Further, the products were identified by comparing the obtained peak pattern with the reference mass spectral library known as Tandem Mass Spectral Library (NIST MS Search 2.0) of the National Institute of Standards and Technology, US Government. GC-MS analysis of the products resulting from incubation of FPP with µM recombinant S. nassauensis DSM 44728 germacradienol synthase showed several peaks with one prominent reproducible peak of a molecular ion of m/z = 222, retention time 10.36 min, identical in GC retention time and mass pectrum with (-)-germacradien-4-ol displaying the major fragment (base ion peak) of 59 and other fragments as signature peak pattern when compared with NIST MS library; indicating towards the product of FPP is a sesquiterpene with 100% similarity to germacradien-4-ol.
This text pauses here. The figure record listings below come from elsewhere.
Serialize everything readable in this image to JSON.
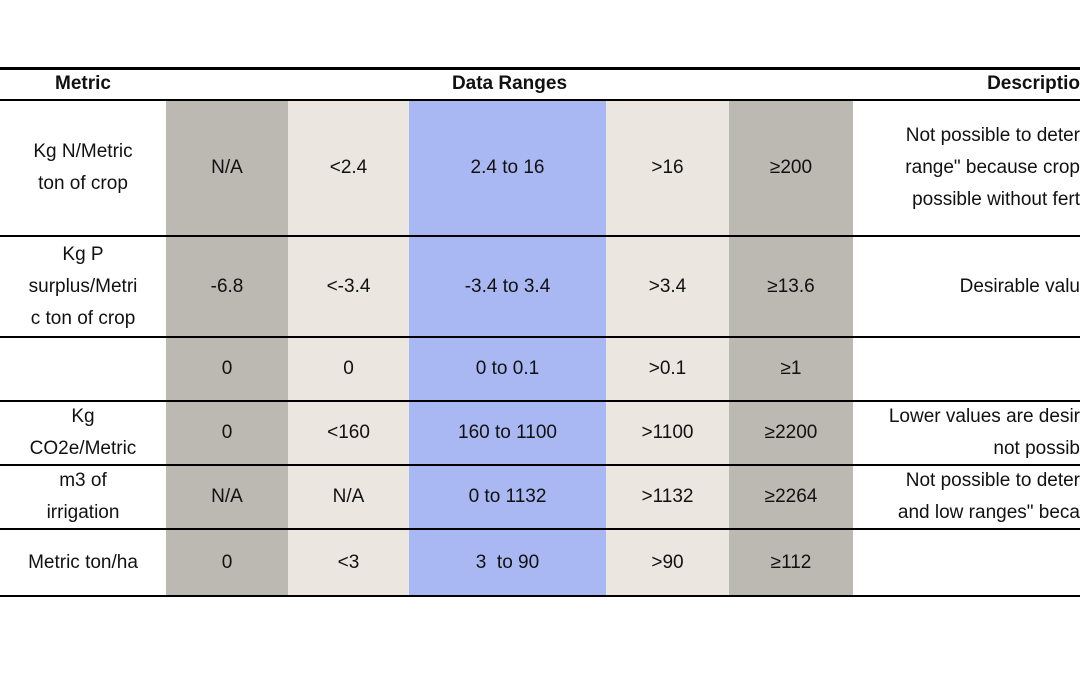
{
  "header": {
    "metric": "Metric",
    "data_ranges": "Data Ranges",
    "description": "Descriptio"
  },
  "rows": [
    {
      "metric": [
        "Kg N/Metric",
        "ton of crop"
      ],
      "ranges": [
        "N/A",
        "<2.4",
        "2.4 to 16",
        ">16",
        "≥200"
      ],
      "description": [
        "Not possible to deter",
        "range\" because crop",
        "possible without fert"
      ]
    },
    {
      "metric": [
        "Kg P",
        "surplus/Metri",
        "c ton of crop"
      ],
      "ranges": [
        "-6.8",
        "<-3.4",
        "-3.4 to 3.4",
        ">3.4",
        "≥13.6"
      ],
      "description": [
        "Desirable valu"
      ]
    },
    {
      "metric": [],
      "ranges": [
        "0",
        "0",
        "0 to 0.1",
        ">0.1",
        "≥1"
      ],
      "description": []
    },
    {
      "metric": [
        "Kg",
        "CO2e/Metric"
      ],
      "ranges": [
        "0",
        "<160",
        "160 to 1100",
        ">1100",
        "≥2200"
      ],
      "description": [
        "Lower values are desir",
        "not possib"
      ]
    },
    {
      "metric": [
        "m3 of",
        "irrigation"
      ],
      "ranges": [
        "N/A",
        "N/A",
        "0 to 1132",
        ">1132",
        "≥2264"
      ],
      "description": [
        "Not possible to deter",
        "and low ranges\" beca"
      ]
    },
    {
      "metric": [
        "Metric ton/ha"
      ],
      "ranges": [
        "0",
        "<3",
        "3  to 90",
        ">90",
        "≥112"
      ],
      "description": []
    }
  ]
}
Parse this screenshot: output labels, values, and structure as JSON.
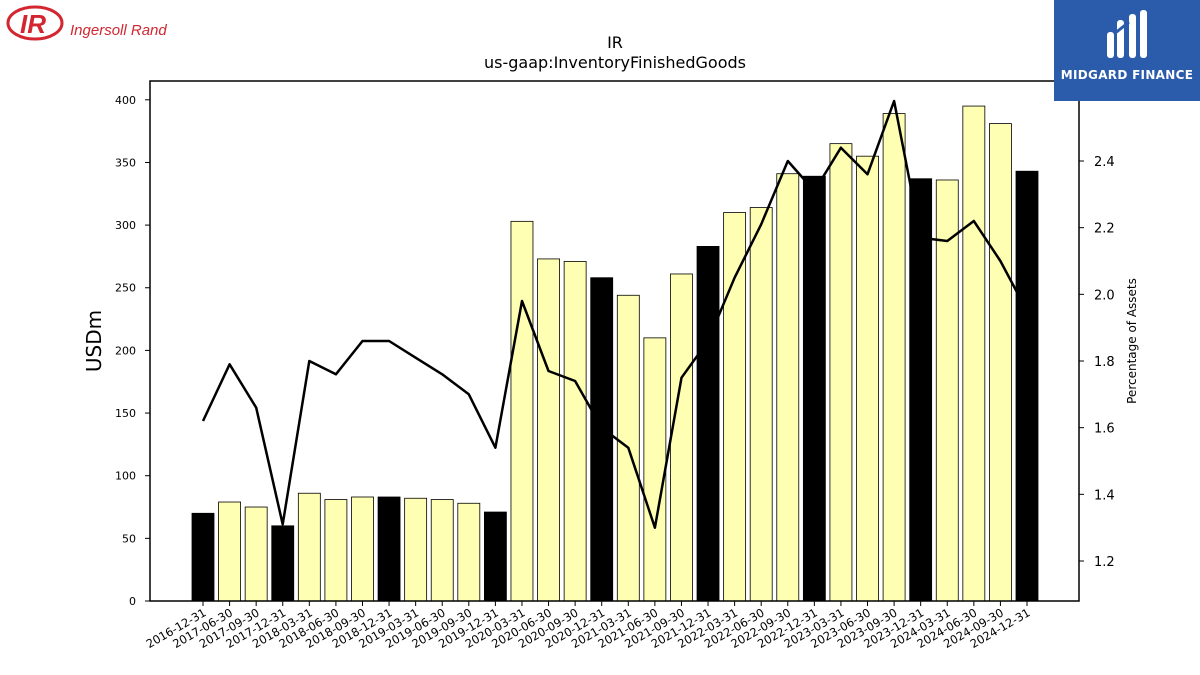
{
  "logos": {
    "company_name": "Ingersoll Rand",
    "company_mark": "IR",
    "publisher_name": "MIDGARD FINANCE"
  },
  "chart_data": {
    "type": "bar",
    "title": "IR",
    "subtitle": "us-gaap:InventoryFinishedGoods",
    "ylabel": "USDm",
    "y2label": "Percentage of Assets",
    "ylim": [
      0,
      415
    ],
    "y2lim": [
      1.08,
      2.64
    ],
    "yticks": [
      0,
      50,
      100,
      150,
      200,
      250,
      300,
      350,
      400
    ],
    "y2ticks": [
      1.2,
      1.4,
      1.6,
      1.8,
      2.0,
      2.2,
      2.4
    ],
    "categories": [
      "2016-12-31",
      "2017-06-30",
      "2017-09-30",
      "2017-12-31",
      "2018-03-31",
      "2018-06-30",
      "2018-09-30",
      "2018-12-31",
      "2019-03-31",
      "2019-06-30",
      "2019-09-30",
      "2019-12-31",
      "2020-03-31",
      "2020-06-30",
      "2020-09-30",
      "2020-12-31",
      "2021-03-31",
      "2021-06-30",
      "2021-09-30",
      "2021-12-31",
      "2022-03-31",
      "2022-06-30",
      "2022-09-30",
      "2022-12-31",
      "2023-03-31",
      "2023-06-30",
      "2023-09-30",
      "2023-12-31",
      "2024-03-31",
      "2024-06-30",
      "2024-09-30",
      "2024-12-31"
    ],
    "series": [
      {
        "kind": "bar",
        "values": [
          70,
          79,
          75,
          60,
          86,
          81,
          83,
          83,
          82,
          81,
          78,
          71,
          303,
          273,
          271,
          258,
          244,
          210,
          261,
          283,
          310,
          314,
          341,
          339,
          365,
          355,
          389,
          337,
          336,
          395,
          381,
          343
        ],
        "year_end": [
          true,
          false,
          false,
          true,
          false,
          false,
          false,
          true,
          false,
          false,
          false,
          true,
          false,
          false,
          false,
          true,
          false,
          false,
          false,
          true,
          false,
          false,
          false,
          true,
          false,
          false,
          false,
          true,
          false,
          false,
          false,
          true
        ]
      },
      {
        "kind": "line",
        "axis": "right",
        "values": [
          1.62,
          1.79,
          1.66,
          1.31,
          1.8,
          1.76,
          1.86,
          1.86,
          1.81,
          1.76,
          1.7,
          1.54,
          1.98,
          1.77,
          1.74,
          1.6,
          1.54,
          1.3,
          1.75,
          1.86,
          2.05,
          2.21,
          2.4,
          2.31,
          2.44,
          2.36,
          2.58,
          2.17,
          2.16,
          2.22,
          2.1,
          1.95
        ]
      }
    ],
    "colors": {
      "bar_year_end": "#000000",
      "bar_other": "#ffffb3",
      "line": "#000000",
      "frame": "#000000"
    },
    "grid": false
  }
}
In conclusion, this research work partially established the role of a putative TPS gene identified from S. nassauensis DSM 44728 by genome mining to be a functional germacradienol synthas enzyme. However, the bioinformatics analysis revealed that the target protein contains two conserved domains, viz. C-terminal domain and N-terminal domain. It is already established that the C-terminal domain catalyzes the conversion of FPP to germacradienol, and the germacradienol thus formed serves as a substrate for the N-terminal domain and gets converted to geosmin. On manual comparison of the identified protein sequence with already characterized germacradienol/ geosmin synthases, it was observed that there is a point mutation in the NSE triad (274E instead of the usual 274D) of the N-terminal domain. This might be why SNGS catalyzed only the conversion of FPP to germacradien-4-ol, and due to point mutation, the further conversion didn’t go as expected. Therefore, no other identifiable products were observed on GC-MS. As SNGS catalyzed the conversion of FPP to germacradienol, which being the precursor for the synthesis of many industrially useful metabolites, can be synthesized in a controlled manner without the risk of further conversion by the N-terminal domain. Thus, this enzyme can also serve as a potential candidate for the initial step in the bioresolution of terpene metabolites of economic importance such as geosmin (as petrichor in perfumeries), bisabolene (as biodiesel), etc.